Education Secretary Michael Gove spoke of ‘militants itching for a fight’, a theme the billionaire press took up with its attacks on union ‘militants’ and ‘bullies’. This had no noticeable influence on the numbers who did take strike action. The government then tried to belittle the strike’s significance and size. Prime Minister David Cameron described it as a ‘damp squib’, while the press repeated figures on the spread of the action which were patently untrue: for instance, that 40% of schools remained open when the Department of Education itself said only 13% were fully open, with a further 13% partly open.

However, public sector trade union leaders are not due to meet until 14 December to discuss further action, a guarantee that nothing will happen until the New Year, probably not until February. Yet the ruling class attack continues. On top of forcing public sector workers to pay higher contributions to their pensions for a worse return, Chancellor Osborne told the House of Commons the day before the strike that pay rises for the public sector will be capped at 1% per year from 2012 to 2014. This will follow a 2-years pay freeze. The combination of increased pension contributions, pay cap and rising inflation will mean real take-home pay for many public sector workers will be cut by 15% by 2014. 710,000 more public sector workers are forecast to lose their jobs over the next six years. The struggle over pensions has to be broadened to include resistance against all public sector and state welfare cuts

It is evident that the response of the trade union leadership does not begin to measure up to the scale of the ruling class assault, and that they are trying to find some shoddy deal. The Fire Brigades Union had already decided not to ballot on industrial action because it was prepared to accept a compromise offer on the fire brigades pensions scheme. The TUC is endorsing this sectionalism by recommending that unions hold separate negotiations on individual schemes – for NHS workers, civil servants and so on. It is anxious to ensure that the issue is settled as soon as possible in case it triggers struggles against massive council cuts in the New Year.

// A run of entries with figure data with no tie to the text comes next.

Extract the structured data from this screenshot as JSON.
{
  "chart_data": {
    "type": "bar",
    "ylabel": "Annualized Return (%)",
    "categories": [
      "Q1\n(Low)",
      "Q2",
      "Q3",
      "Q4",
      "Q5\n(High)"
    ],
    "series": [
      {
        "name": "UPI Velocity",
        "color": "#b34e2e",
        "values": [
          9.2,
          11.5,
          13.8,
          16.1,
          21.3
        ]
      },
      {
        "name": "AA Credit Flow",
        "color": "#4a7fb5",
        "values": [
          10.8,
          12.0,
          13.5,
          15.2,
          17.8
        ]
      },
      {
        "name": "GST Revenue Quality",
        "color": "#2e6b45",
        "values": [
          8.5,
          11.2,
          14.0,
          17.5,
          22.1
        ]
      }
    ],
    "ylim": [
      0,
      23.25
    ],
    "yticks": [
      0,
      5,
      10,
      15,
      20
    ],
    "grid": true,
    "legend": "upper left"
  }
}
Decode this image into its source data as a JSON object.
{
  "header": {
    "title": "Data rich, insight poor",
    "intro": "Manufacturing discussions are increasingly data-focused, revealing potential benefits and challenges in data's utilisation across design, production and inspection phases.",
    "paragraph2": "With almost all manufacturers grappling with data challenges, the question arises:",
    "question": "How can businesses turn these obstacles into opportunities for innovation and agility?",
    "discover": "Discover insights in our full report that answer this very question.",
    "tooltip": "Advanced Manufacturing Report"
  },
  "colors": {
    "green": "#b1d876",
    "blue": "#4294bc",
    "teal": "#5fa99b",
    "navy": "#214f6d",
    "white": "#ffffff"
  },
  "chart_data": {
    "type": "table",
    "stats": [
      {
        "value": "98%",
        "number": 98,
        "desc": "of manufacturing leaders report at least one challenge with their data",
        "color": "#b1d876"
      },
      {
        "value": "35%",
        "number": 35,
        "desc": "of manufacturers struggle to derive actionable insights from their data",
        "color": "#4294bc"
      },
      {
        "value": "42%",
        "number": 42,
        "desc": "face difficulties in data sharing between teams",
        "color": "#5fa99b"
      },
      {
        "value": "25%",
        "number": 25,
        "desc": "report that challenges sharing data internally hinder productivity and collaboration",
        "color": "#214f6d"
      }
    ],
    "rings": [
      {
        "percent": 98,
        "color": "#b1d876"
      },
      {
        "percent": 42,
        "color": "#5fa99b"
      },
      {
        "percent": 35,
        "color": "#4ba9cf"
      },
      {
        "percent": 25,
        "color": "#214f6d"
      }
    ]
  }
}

Labour Party leader Ed Miliband made it clear that he opposed the strike beforehand. Unite General Secretary Len McCluskey described this as a ‘mistake’ yet in the same breath argued that Miliband ‘deserves our support for the new path he is setting for the party (Morning Star 27 November 2011). Genuflecting to the left, McCluskey then declared ‘one thing we are not going to do is meekly accept that the next Labour government might do as little for us as the last one.’ But what does this mean? He has accepted Miliband’s opposition to the strike, and his union has accepted Labour council cuts which have cost tens of thousands of jobs and has now accepted Balfour Beatty’s successful court challenge to the ballot on the electricians’ strike. His many previous calls for campaigns of mass civil disobedience clearly amount to nothing. Trade union leaders had no relationship to the independent actions that did take place on 30 November: the occupation of Xstrata headquarters by OccupyLSX supporters, or the rolling demonstration in Hackney which led to a brutal police attack and 42 arrests. ‘Writing off the Labour Party’, McCluskey says, ‘leads us nowhere.’ But it does take us somewhere: it allows us to take a stand against Labour councils and describe them as what they are: class enemies who need to be fought tooth and nail.

What of the strike itself? True, it was huge, and the demonstrations were in some cases very large. Yet they were also at a low political level and did not go beyond the bounds set by the trade union leadership. The sound of whistles, drums and vuvuzelas substituted for political slogans, which when chanted amounted to little more than ‘Tories out’. Labour party leaders, where they spoke, were listened to without challenge. In Manchester, Labour council leader Sir Richard Leece, responsible for ruthless budget cuts, received a round of applause when he was mentioned on the platform. In Newcastle, the rally at the end of the march was in a derelict industrial estate outside the city centre where marchers had to endure 45 minutes of a band playing before any speeches were made.  Socialist Worker’s headline on its strike special: ‘Millions go to war on the Tories’ was wishful thinking rather than a serious political assessment.   The limited politics and actions of 30 November has confirmed that a trend within the working class determined to act independently of the Labour Party or the trade union leadership has yet to emerge. This is what is needed if we are to make a real challenge to the ruling class over the attack on state welfare, public sector pensions, jobs and service cuts.